Todos os alunos do ensino secundário, independentemente do tipo de curso que escolham, devem ter um tratamento equivalente em termos de direitos e deveres e diferenciado em termos das suas opções, num pressuposto prévio de que todos os cursos têm o mesmo nível de dignidade. No entanto, qualquer que tenha sido a opção dos alunos à entrada do ES, ela não deve impedir ou limitar, posteriores eventuais opções académicas.

Com estes pressupostos, qual deve ser o perfil que uma ou um jovem deve atingir no final do seu percurso escolar?

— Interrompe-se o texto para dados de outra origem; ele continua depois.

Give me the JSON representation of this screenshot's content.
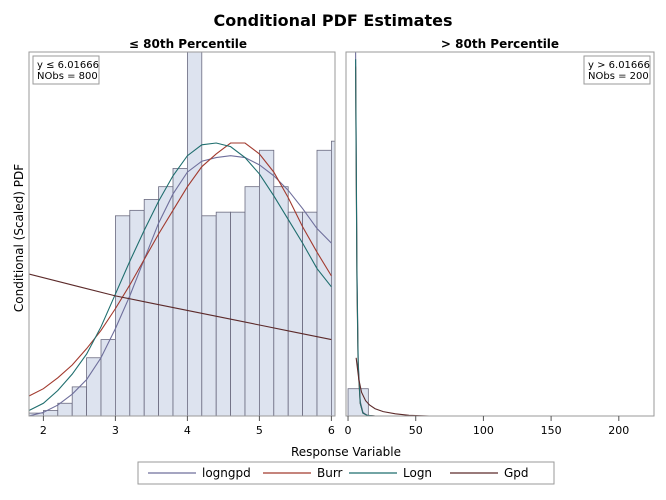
{
  "chart_data": {
    "type": "histogram-with-density-curves",
    "title": "Conditional PDF Estimates",
    "ylabel": "Conditional (Scaled) PDF",
    "xlabel": "Response Variable",
    "colors": {
      "logngpd": "#6f6f9c",
      "Burr": "#a23a2e",
      "Logn": "#1f6e6e",
      "Gpd": "#5c2a2a",
      "bar_fill": "#dde3ef",
      "bar_stroke": "#6b6b80"
    },
    "legend": {
      "position": "bottom",
      "entries": [
        {
          "name": "logngpd",
          "color": "#6f6f9c"
        },
        {
          "name": "Burr",
          "color": "#a23a2e"
        },
        {
          "name": "Logn",
          "color": "#1f6e6e"
        },
        {
          "name": "Gpd",
          "color": "#5c2a2a"
        }
      ]
    },
    "panels": [
      {
        "title": "≤ 80th Percentile",
        "inset": [
          "y ≤ 6.01666",
          "NObs = 800"
        ],
        "xlim": [
          1.8,
          6.05
        ],
        "ylim": [
          0,
          10
        ],
        "xticks": [
          2,
          3,
          4,
          5,
          6
        ],
        "bin_width": 0.2,
        "bins": [
          {
            "x": 1.9,
            "y": 0.08
          },
          {
            "x": 2.1,
            "y": 0.15
          },
          {
            "x": 2.3,
            "y": 0.35
          },
          {
            "x": 2.5,
            "y": 0.8
          },
          {
            "x": 2.7,
            "y": 1.6
          },
          {
            "x": 2.9,
            "y": 2.1
          },
          {
            "x": 3.1,
            "y": 5.5
          },
          {
            "x": 3.3,
            "y": 5.65
          },
          {
            "x": 3.5,
            "y": 5.95
          },
          {
            "x": 3.7,
            "y": 6.3
          },
          {
            "x": 3.9,
            "y": 6.8
          },
          {
            "x": 4.1,
            "y": 10.0
          },
          {
            "x": 4.3,
            "y": 5.5
          },
          {
            "x": 4.5,
            "y": 5.6
          },
          {
            "x": 4.7,
            "y": 5.6
          },
          {
            "x": 4.9,
            "y": 6.3
          },
          {
            "x": 5.1,
            "y": 7.3
          },
          {
            "x": 5.3,
            "y": 6.3
          },
          {
            "x": 5.5,
            "y": 5.6
          },
          {
            "x": 5.7,
            "y": 5.6
          },
          {
            "x": 5.9,
            "y": 7.3
          },
          {
            "x": 6.1,
            "y": 7.55
          }
        ],
        "curves": [
          {
            "name": "logngpd",
            "points": [
              [
                1.8,
                0.0
              ],
              [
                2.0,
                0.1
              ],
              [
                2.2,
                0.3
              ],
              [
                2.4,
                0.6
              ],
              [
                2.6,
                1.0
              ],
              [
                2.8,
                1.6
              ],
              [
                3.0,
                2.4
              ],
              [
                3.2,
                3.3
              ],
              [
                3.4,
                4.3
              ],
              [
                3.6,
                5.3
              ],
              [
                3.8,
                6.1
              ],
              [
                4.0,
                6.7
              ],
              [
                4.2,
                7.0
              ],
              [
                4.4,
                7.1
              ],
              [
                4.6,
                7.15
              ],
              [
                4.8,
                7.1
              ],
              [
                5.0,
                6.9
              ],
              [
                5.2,
                6.6
              ],
              [
                5.4,
                6.2
              ],
              [
                5.6,
                5.7
              ],
              [
                5.8,
                5.15
              ],
              [
                6.0,
                4.75
              ]
            ]
          },
          {
            "name": "Burr",
            "points": [
              [
                1.8,
                0.55
              ],
              [
                2.0,
                0.75
              ],
              [
                2.2,
                1.05
              ],
              [
                2.4,
                1.4
              ],
              [
                2.6,
                1.85
              ],
              [
                2.8,
                2.35
              ],
              [
                3.0,
                2.95
              ],
              [
                3.2,
                3.6
              ],
              [
                3.4,
                4.3
              ],
              [
                3.6,
                5.0
              ],
              [
                3.8,
                5.65
              ],
              [
                4.0,
                6.3
              ],
              [
                4.2,
                6.85
              ],
              [
                4.4,
                7.2
              ],
              [
                4.6,
                7.5
              ],
              [
                4.8,
                7.5
              ],
              [
                5.0,
                7.2
              ],
              [
                5.2,
                6.7
              ],
              [
                5.4,
                6.0
              ],
              [
                5.6,
                5.2
              ],
              [
                5.8,
                4.5
              ],
              [
                6.0,
                3.85
              ]
            ]
          },
          {
            "name": "Logn",
            "points": [
              [
                1.8,
                0.15
              ],
              [
                2.0,
                0.35
              ],
              [
                2.2,
                0.7
              ],
              [
                2.4,
                1.15
              ],
              [
                2.6,
                1.7
              ],
              [
                2.8,
                2.45
              ],
              [
                3.0,
                3.35
              ],
              [
                3.2,
                4.25
              ],
              [
                3.4,
                5.1
              ],
              [
                3.6,
                5.9
              ],
              [
                3.8,
                6.6
              ],
              [
                4.0,
                7.15
              ],
              [
                4.2,
                7.45
              ],
              [
                4.4,
                7.5
              ],
              [
                4.6,
                7.4
              ],
              [
                4.8,
                7.1
              ],
              [
                5.0,
                6.65
              ],
              [
                5.2,
                6.05
              ],
              [
                5.4,
                5.4
              ],
              [
                5.6,
                4.75
              ],
              [
                5.8,
                4.05
              ],
              [
                6.0,
                3.55
              ]
            ]
          },
          {
            "name": "Gpd",
            "points": [
              [
                1.8,
                3.9
              ],
              [
                2.5,
                3.55
              ],
              [
                3.0,
                3.3
              ],
              [
                3.5,
                3.1
              ],
              [
                4.0,
                2.9
              ],
              [
                4.5,
                2.7
              ],
              [
                5.0,
                2.5
              ],
              [
                5.5,
                2.3
              ],
              [
                6.0,
                2.1
              ]
            ]
          }
        ]
      },
      {
        "title": "> 80th Percentile",
        "inset": [
          "y > 6.01666",
          "NObs = 200"
        ],
        "xlim": [
          -1.5,
          226
        ],
        "ylim": [
          0,
          10
        ],
        "xticks": [
          0,
          50,
          100,
          150,
          200
        ],
        "bin_width": 15,
        "bins": [
          {
            "x": 7.5,
            "y": 0.75
          }
        ],
        "curves": [
          {
            "name": "logngpd",
            "points": [
              [
                5.6,
                10.0
              ],
              [
                6.0,
                7.5
              ],
              [
                6.6,
                4.0
              ],
              [
                7.5,
                1.5
              ],
              [
                9,
                0.4
              ],
              [
                11,
                0.1
              ],
              [
                14,
                0.02
              ],
              [
                20,
                0.0
              ],
              [
                226,
                0.0
              ]
            ]
          },
          {
            "name": "Burr",
            "points": [
              [
                5.6,
                9.6
              ],
              [
                6.0,
                7.0
              ],
              [
                6.6,
                3.6
              ],
              [
                7.5,
                1.3
              ],
              [
                9,
                0.35
              ],
              [
                11,
                0.08
              ],
              [
                14,
                0.02
              ],
              [
                20,
                0.0
              ],
              [
                226,
                0.0
              ]
            ]
          },
          {
            "name": "Logn",
            "points": [
              [
                5.6,
                9.8
              ],
              [
                6.0,
                7.2
              ],
              [
                6.6,
                3.8
              ],
              [
                7.5,
                1.4
              ],
              [
                9,
                0.35
              ],
              [
                11,
                0.08
              ],
              [
                14,
                0.02
              ],
              [
                20,
                0.0
              ],
              [
                226,
                0.0
              ]
            ]
          },
          {
            "name": "Gpd",
            "points": [
              [
                6.0,
                1.6
              ],
              [
                8,
                1.0
              ],
              [
                10,
                0.65
              ],
              [
                13,
                0.42
              ],
              [
                16,
                0.3
              ],
              [
                20,
                0.2
              ],
              [
                26,
                0.12
              ],
              [
                35,
                0.06
              ],
              [
                45,
                0.02
              ],
              [
                60,
                0.0
              ],
              [
                226,
                0.0
              ]
            ]
          }
        ]
      }
    ]
  }
}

Em 1988, o Ministério da Educação publicou um documento intitulado Perfil Cultural Desejável do Diplomado do Ensino Secundário . Hesitei se o deveria ir buscar à prateleira, não só por ser um documento com quase trinta anos, mas também por dizer respeito a uma realidade escolar que, à época, não estava dentro do ensino obrigatório. Mesmo assim, fi-lo e surpreendi-me com a sua atualidade e pertinência, talvez por estar tão próximo da aprovação da Lei de Bases do Sistema Educativo (1986) e da grande reforma que subsequentemente se fez, assumindo assim quase um valor programático para a escola da era democrática. Neste documento as características deste Perfil são organizadas em três grandes domínios: o Perfil Sócio-moral, o Perfil Cognitivo-Cultural e o Perfil do Controlo Corporal. Para cada um destes domínios de perfil, são apresentadas várias características e, cada uma das características apontadas é desenvolvida em termos de comportamentos, aptidões e atitudes, sendo ainda apontadas práticas pedagógicas que podem favorecer a aquisição e o desenvolvimento das mesmas. Sucintamente, formar jovens autónomos, com autoestima e confiantes nas suas capacidades, respeitadores da autonomia dos outros, ativos, intervenientes e capazes de colaborar com outros; jovens que possuam uma base sólida de cultura humanística e científica, com sensibilidade, abertura e espírito crítico, capazes de se adaptar às mudanças, de interpretar e analisar a própria realidade e realidades outras, capazes de apreciar o mundo da cultura e os valores estéticos; jovens conscientes da importância do desenvolvimento saudável do seu corpo, quer no que diz respeito à condição física, quer ao controlo emocional.
 
Certamente este Perfil carece de algumas atualizações tendo em conta a época que vivemos, fortemente tecnológica, sensorial e visual, época de “tempo veloz” e constante mudança em que vivem as nossas crianças e jovens desde a mais tenra infância. Em meu entender dever-se-á também explicitar melhor as opções educativas de hoje, face a uma sociedade fortemente competitiva e “medidora”, atingindo níveis de insanidade cada vez mais disseminada, diferente do horizonte social do final dos anos 80 do século passado.
 
Definir este Perfil, é uma tarefa fortemente ideológica e tem a ver com o modelo de sociedade que queremos construir. Temos que o assumir.